Lu Lu, Dai Tiantian, Zhao Yi, Qu Hang, Sun Qi An, Xia Hongyi, Wang Wei, Li Guoqing
Medical College, Yangzhou University, Yangzhou, 255000, China.
Department of Radiology, Medical Imaging Center, The Affiliated Hospital of Yangzhou University, Yangzhou University, Yangzhou, 255000, China.
Clin Rheumatol. 2024 May;43(5):1675-1682. doi: 10.1007/s10067-024-06935-2. Epub 2024 Mar 27.
This study aimed to evaluate the value of machine learning models (ML) based on MRI radiomics in diagnosing early parotid gland injury in primary Sjögren's syndrome (pSS).
A total of 164 patients (114 in the training cohort and 50 in the testing cohort) with pSS (n=82) or healthy controls (HC) (n=82) were enrolled. Itksnap software was used to perform two-dimensional segmentation of the bilateral parotid glands on T1-weighted (T1WI) and fat-suppressed T2-weighted imaging (fs-T2WI) images. A total of 1548 texture features of the parotid glands were extracted using radiomics software. A radiomics score (Radscore) was constructed and calculated. A t-test was used to compare the Radscore between the two groups. Finally, five machine learning models were trained and tested to identify early pSS parotid injury, and the performance of the machine learning models was evaluated by calculating the acceptance operating curve (ROC) and other parameters.
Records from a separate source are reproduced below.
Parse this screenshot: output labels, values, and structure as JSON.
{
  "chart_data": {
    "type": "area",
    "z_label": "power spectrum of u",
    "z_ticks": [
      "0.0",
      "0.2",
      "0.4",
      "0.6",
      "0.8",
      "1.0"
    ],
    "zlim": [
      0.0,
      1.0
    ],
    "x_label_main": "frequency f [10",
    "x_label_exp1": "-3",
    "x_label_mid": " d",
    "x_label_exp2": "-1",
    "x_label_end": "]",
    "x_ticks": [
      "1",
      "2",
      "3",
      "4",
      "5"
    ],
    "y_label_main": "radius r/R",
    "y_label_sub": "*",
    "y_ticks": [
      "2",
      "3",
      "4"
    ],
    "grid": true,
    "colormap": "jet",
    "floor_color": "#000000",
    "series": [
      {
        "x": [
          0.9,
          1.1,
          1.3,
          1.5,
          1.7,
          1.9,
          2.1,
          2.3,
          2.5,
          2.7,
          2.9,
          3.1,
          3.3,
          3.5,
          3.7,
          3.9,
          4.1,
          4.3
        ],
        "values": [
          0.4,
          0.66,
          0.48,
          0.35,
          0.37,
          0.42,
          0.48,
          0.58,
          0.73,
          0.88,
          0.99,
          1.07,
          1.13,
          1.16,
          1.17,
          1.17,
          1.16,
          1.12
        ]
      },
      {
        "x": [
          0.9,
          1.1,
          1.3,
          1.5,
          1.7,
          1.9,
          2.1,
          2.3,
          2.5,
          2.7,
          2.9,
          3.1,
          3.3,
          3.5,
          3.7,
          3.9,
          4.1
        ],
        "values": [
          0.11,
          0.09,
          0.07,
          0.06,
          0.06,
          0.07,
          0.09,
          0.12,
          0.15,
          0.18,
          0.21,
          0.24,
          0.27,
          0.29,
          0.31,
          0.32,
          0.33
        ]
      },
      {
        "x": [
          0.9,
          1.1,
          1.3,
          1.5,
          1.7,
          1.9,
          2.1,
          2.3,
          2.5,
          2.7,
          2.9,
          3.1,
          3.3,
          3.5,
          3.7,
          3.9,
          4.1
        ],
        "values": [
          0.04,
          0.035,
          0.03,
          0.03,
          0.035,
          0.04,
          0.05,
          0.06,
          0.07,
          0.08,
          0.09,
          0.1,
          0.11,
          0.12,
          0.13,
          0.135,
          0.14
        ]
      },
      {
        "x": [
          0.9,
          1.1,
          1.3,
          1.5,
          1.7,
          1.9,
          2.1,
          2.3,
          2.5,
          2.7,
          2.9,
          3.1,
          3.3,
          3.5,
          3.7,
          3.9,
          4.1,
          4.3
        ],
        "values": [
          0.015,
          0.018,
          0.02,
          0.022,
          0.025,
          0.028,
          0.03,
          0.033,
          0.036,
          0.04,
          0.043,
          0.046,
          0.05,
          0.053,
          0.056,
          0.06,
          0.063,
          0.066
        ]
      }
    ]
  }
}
The Radscores between the pSS and HC groups showed significant statistical differences (p<0.001). Among the five machine learning models, the Extra Trees Classifier (ETC) model performed high predictive efficacy in identifying early pSS parotid injury, with an AUC of 0.87 in the testing set.
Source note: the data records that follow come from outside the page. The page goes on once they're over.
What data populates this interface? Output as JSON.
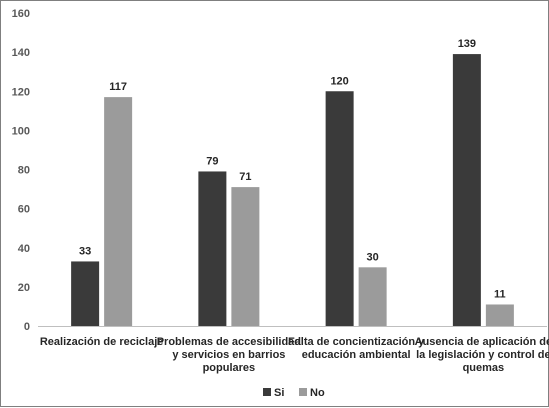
{
  "chart_data": {
    "type": "bar",
    "categories": [
      [
        "Realización de reciclaje"
      ],
      [
        "Problemas de accesibilidad",
        "y servicios en barrios",
        "populares"
      ],
      [
        "Falta de concientización y",
        "educación ambiental"
      ],
      [
        "Ausencia de aplicación de",
        "la legislación y control de",
        "quemas"
      ]
    ],
    "series": [
      {
        "name": "Si",
        "values": [
          33,
          79,
          120,
          139
        ],
        "color": "#3a3a3a"
      },
      {
        "name": "No",
        "values": [
          117,
          71,
          30,
          11
        ],
        "color": "#9b9b9b"
      }
    ],
    "ylim": [
      0,
      160
    ],
    "yticks": [
      0,
      20,
      40,
      60,
      80,
      100,
      120,
      140,
      160
    ],
    "grid": false,
    "legend_position": "bottom-center",
    "data_labels": true,
    "title": "",
    "xlabel": "",
    "ylabel": ""
  }
}
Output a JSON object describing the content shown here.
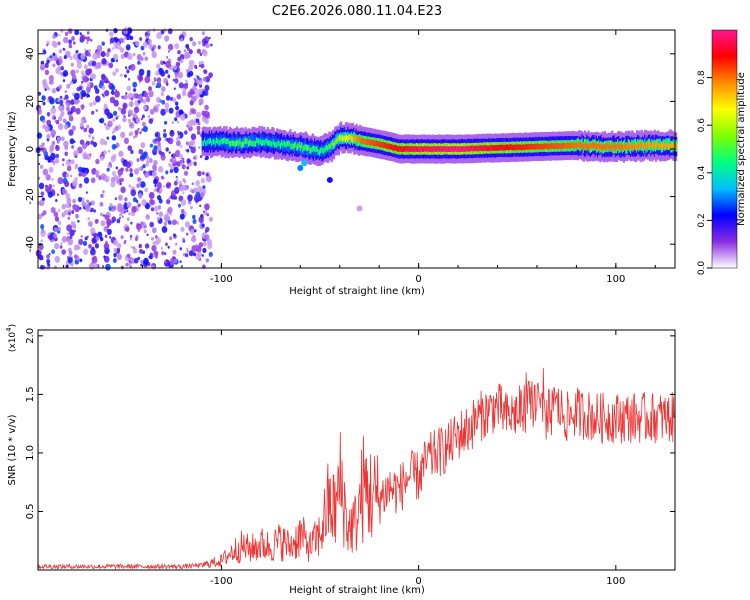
{
  "title": "C2E6.2026.080.11.04.E23",
  "chart_data": [
    {
      "type": "heatmap",
      "xlabel": "Height of straight line (km)",
      "ylabel": "Frequency (Hz)",
      "xlim": [
        -193,
        130
      ],
      "ylim": [
        -50,
        50
      ],
      "xticks": [
        -100,
        0,
        100
      ],
      "yticks": [
        -40,
        -20,
        0,
        20,
        40
      ],
      "colorbar": {
        "label": "Normalized spectral amplitude",
        "range": [
          0,
          1
        ],
        "ticks": [
          "0.0",
          "0.2",
          "0.4",
          "0.6",
          "0.8"
        ],
        "colors": [
          "#ffffff",
          "#8a2be2",
          "#0000ff",
          "#00bfff",
          "#00ff7f",
          "#7fff00",
          "#ffff00",
          "#ff8c00",
          "#ff0000",
          "#ff1493"
        ]
      },
      "noise_region_x": [
        -193,
        -105
      ],
      "signal_track": {
        "x": [
          -110,
          -100,
          -90,
          -80,
          -70,
          -60,
          -50,
          -45,
          -40,
          -35,
          -30,
          -20,
          -10,
          0,
          20,
          40,
          60,
          80,
          100,
          120,
          130
        ],
        "y": [
          3,
          3,
          2.5,
          3,
          2,
          1,
          -1,
          1,
          5,
          4.5,
          3.5,
          2,
          0,
          0,
          0,
          0.5,
          1,
          1.5,
          1,
          1.5,
          1.5
        ],
        "amplitude": [
          0.4,
          0.45,
          0.5,
          0.45,
          0.45,
          0.5,
          0.45,
          0.5,
          0.6,
          0.7,
          0.8,
          0.85,
          0.9,
          0.95,
          0.98,
          0.9,
          0.85,
          0.8,
          0.8,
          0.75,
          0.75
        ]
      }
    },
    {
      "type": "line",
      "xlabel": "Height of straight line (km)",
      "ylabel": "SNR (10 * v/v)",
      "yscale_label": "(x10",
      "yscale_exp": "4",
      "yscale_close": ")",
      "xlim": [
        -193,
        130
      ],
      "ylim": [
        0,
        2.05
      ],
      "xticks": [
        -100,
        0,
        100
      ],
      "yticks": [
        0.5,
        1.0,
        1.5,
        2.0
      ],
      "ytick_labels": [
        "0.5",
        "1.0",
        "1.5",
        "2.0"
      ],
      "series": [
        {
          "name": "SNR",
          "color": "#ee3333",
          "x": [
            -193,
            -180,
            -160,
            -140,
            -120,
            -110,
            -100,
            -95,
            -90,
            -85,
            -80,
            -75,
            -70,
            -65,
            -60,
            -55,
            -50,
            -46,
            -42,
            -40,
            -38,
            -36,
            -32,
            -30,
            -28,
            -25,
            -20,
            -15,
            -10,
            -5,
            0,
            5,
            10,
            15,
            20,
            25,
            30,
            35,
            40,
            45,
            50,
            55,
            60,
            65,
            70,
            75,
            80,
            90,
            100,
            110,
            120,
            130
          ],
          "values": [
            0.03,
            0.03,
            0.03,
            0.03,
            0.03,
            0.04,
            0.08,
            0.15,
            0.2,
            0.18,
            0.22,
            0.2,
            0.25,
            0.2,
            0.3,
            0.2,
            0.3,
            0.55,
            0.5,
            0.75,
            0.6,
            0.35,
            0.4,
            0.55,
            0.7,
            0.65,
            0.6,
            0.7,
            0.68,
            0.8,
            0.8,
            0.95,
            1.0,
            1.05,
            1.15,
            1.2,
            1.3,
            1.35,
            1.4,
            1.3,
            1.35,
            1.4,
            1.45,
            1.3,
            1.4,
            1.3,
            1.35,
            1.3,
            1.3,
            1.3,
            1.3,
            1.3
          ]
        }
      ]
    }
  ]
}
MRI radiomics-based machine learning models can effectively diagnose early parotid gland injury in primary Sjögren's syndrome.
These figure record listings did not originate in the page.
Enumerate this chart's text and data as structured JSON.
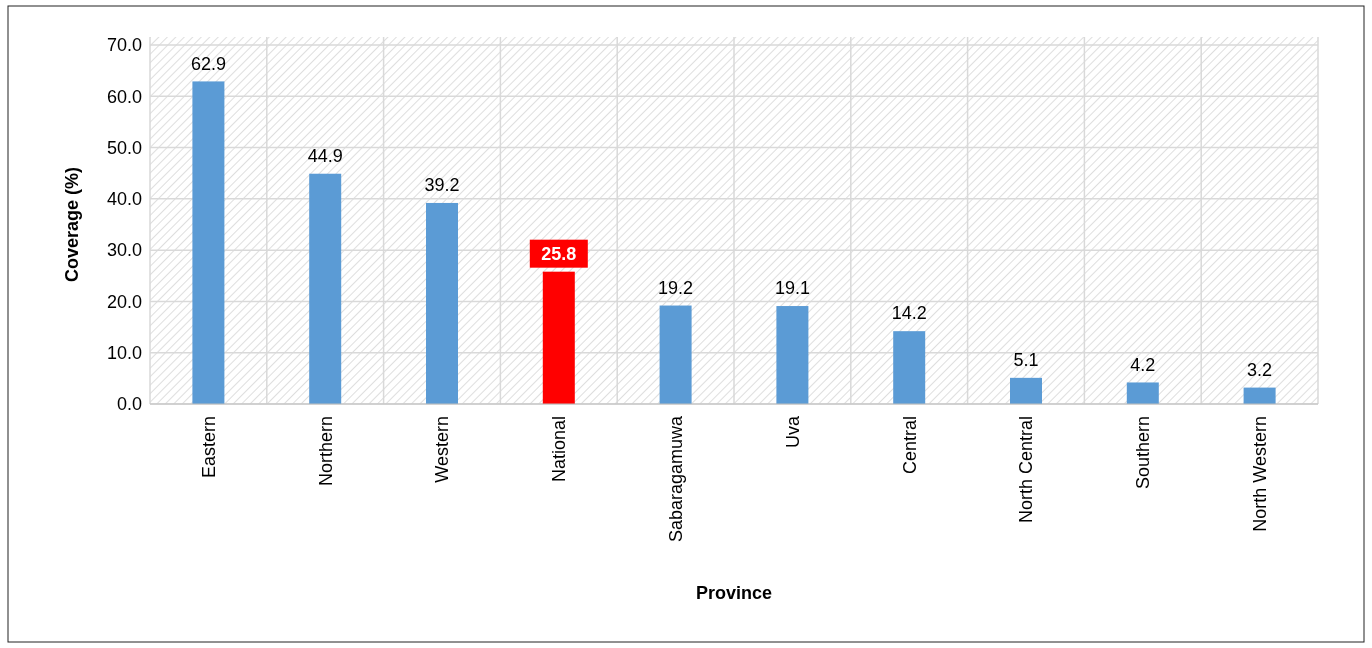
{
  "chart_data": {
    "type": "bar",
    "xlabel": "Province",
    "ylabel": "Coverage (%)",
    "categories": [
      "Eastern",
      "Northern",
      "Western",
      "National",
      "Sabaragamuwa",
      "Uva",
      "Central",
      "North Central",
      "Southern",
      "North Western"
    ],
    "values": [
      62.9,
      44.9,
      39.2,
      25.8,
      19.2,
      19.1,
      14.2,
      5.1,
      4.2,
      3.2
    ],
    "colors": [
      "#5b9bd5",
      "#5b9bd5",
      "#5b9bd5",
      "#ff0000",
      "#5b9bd5",
      "#5b9bd5",
      "#5b9bd5",
      "#5b9bd5",
      "#5b9bd5",
      "#5b9bd5"
    ],
    "ylim": [
      0,
      70
    ],
    "yticks": [
      {
        "value": 0,
        "label": "0.0"
      },
      {
        "value": 10,
        "label": "10.0"
      },
      {
        "value": 20,
        "label": "20.0"
      },
      {
        "value": 30,
        "label": "30.0"
      },
      {
        "value": 40,
        "label": "40.0"
      },
      {
        "value": 50,
        "label": "50.0"
      },
      {
        "value": 60,
        "label": "60.0"
      },
      {
        "value": 70,
        "label": "70.0"
      }
    ],
    "grid": true,
    "data_labels": true
  }
}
本研究旨在评估基于磁共振成像(MRI)影像组学的机器学习模型在诊断原发性干燥综合征(pSS)早期腮腺损伤中的价值。
共纳入164例患者,其中包括82例pSS患者(训练队列114例,测试队列50例)和82例健康对照(HC)。使用Itksnap软件在T1加权(T1WI)和脂肪抑制T2加权成像(fs-T2WI)图像上对双侧腮腺进行二维分割。使用影像组学软件提取腮腺的1548个纹理特征。构建并计算影像组学评分(Radscore)。采用t检验比较两组之间的Radscore。最后,训练并测试了五个机器学习模型以识别早期pSS腮腺损伤,并通过计算接受操作曲线(ROC)等参数来评估机器学习模型的性能。
pSS组和HC组之间的Radscores显示出显著的统计学差异(p<0.001)。在五个机器学习模型中,Extra Trees Classifier(ETC)模型在识别早期pSS腮腺损伤方面具有较高的预测效能,测试集中的曲线下面积(AUC)为0.87。
基于MRI影像组学的机器学习模型可有效诊断原发性干燥综合征早期腮腺损伤。